I was amazed at some of the things I learned by consulting with Bill! He pointed out several variables in auto performance, simply by using racing to illustrate his point. Says Bill, “If you want to know how temperature affects performance, all you have to consider is how different a racing engine from a mountainous area, like Denver Colorado and one from a lower altitude, like Arizona would be, as far as parameters are concerned,” says Bill. “The settings and parameters have to be calibrated all the time to compensate for climate and temperature variations.” In a higher altitude, the air is typically cooler and thinner.

Therefore, to optimize the settings, the engines have to be “leaned out,” meaning the fuel use is somewhat restricted, to give the engine a better fuel and air mixture. The polar opposite being the case for racing engines in a lower and typically warmer climate, where the air is more plentiful.

Exactly how this affects the common motorist in Atlantic Canada is in the way your car uses more gas on a colder day than on a warmer one. “Most people don’t have time to consider where the variable lies in their car’s fuel use,” says Bill. “But, the fact remains that on cold winter days, your car is burning a much greater amount of gas than it did on warm spring or summer days,”.

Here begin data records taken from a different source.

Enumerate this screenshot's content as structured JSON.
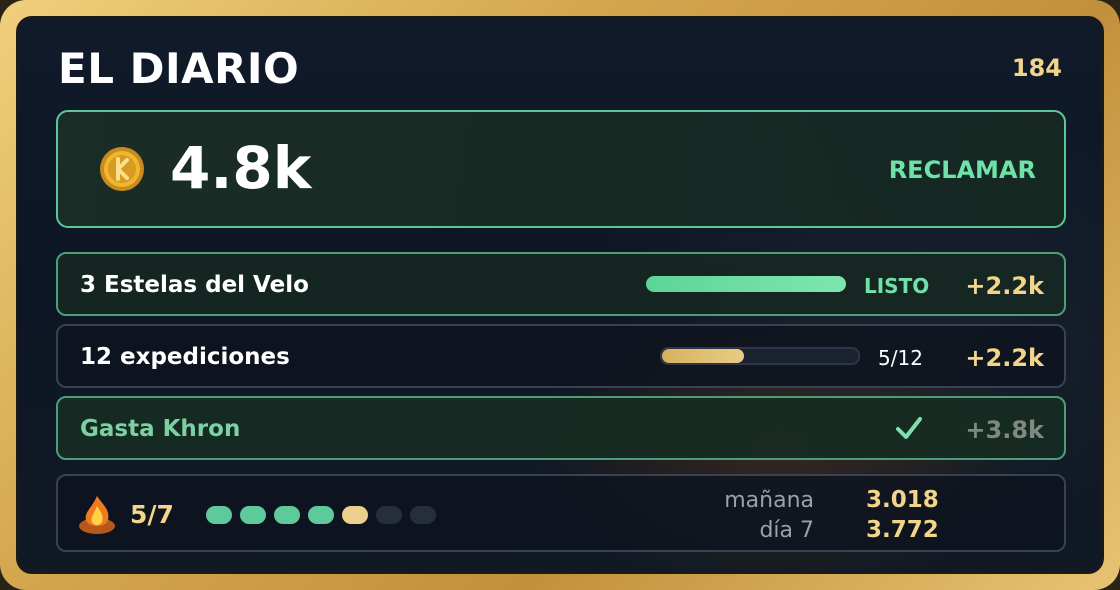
{
  "header": {
    "title": "EL DIARIO",
    "counter": "184"
  },
  "claim": {
    "icon": "coin-icon",
    "amount": "4.8k",
    "button_label": "RECLAMAR",
    "accent": "#6ee2a8"
  },
  "tasks": [
    {
      "label": "3 Estelas del Velo",
      "status": "LISTO",
      "progress": 1.0,
      "reward": "+2.2k",
      "state": "ready"
    },
    {
      "label": "12 expediciones",
      "status": "5/12",
      "progress": 0.4167,
      "reward": "+2.2k",
      "state": "in-progress"
    },
    {
      "label": "Gasta Khron",
      "status_icon": "check-icon",
      "reward": "+3.8k",
      "state": "completed"
    }
  ],
  "streak": {
    "icon": "flame-icon",
    "count": "5/7",
    "days_total": 7,
    "days_done": 4,
    "today_index": 5,
    "next_label": "mañana",
    "next_value": "3.018",
    "final_label": "día 7",
    "final_value": "3.772"
  },
  "colors": {
    "frame_gold": "#d4a64e",
    "green": "#5ec99a",
    "gold_text": "#f2d58a",
    "panel_bg": "#0d1624"
  }
}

On cold days, your car’s engine requires a much longer “warm up” period. This results in a longer time before your engine reaches a “closed loop” mode, whereupon all your engine’s sensors are working together, to optimize your engine’s performance.

It’s off to the gas pumps we go!

Also, on cold days, the air in our Atlantic Region, is typically damper, meaning more moisture. This moisture influx, affects the way fuel and air condenses. “When the air is colder and damp outside, it grabs more fuel molecules in your engines gas/air mixture,” says Bill. “The end result is that while your car may appear to be running better, your fuel economy suffers considerably in these conditions,” he adds.

In previous engine models from 20 years ago or longer, engines were carbureted and often equipped with a manual pull choke, usually located on the dash panel. The motorist would simply pull the choke outward at the point of ignition. This would essentially restrict the air flow to the engine, adding more fuel and resulting in a faster warm up period.

When the motor was warm enough and running well, the motorist could simply push the choke button back in and drive off. Today’s technology has the modern engine self contained with sensors. These sensors strive to maintain and control your car’s engine parameters and keep them efficient, despite the changes in climate and temperature.

But, for all of their convenience, there still remain some things that the common motorist can do to assist in winter fuel efficiency. According to Bill Isenor, “Installing a block heater will certainly assist in fuel efficiency, because when your oil and anti-freeze are pre-heated, your warm up period is greatly reduced, bringing your sensors up to optimal levels fast.”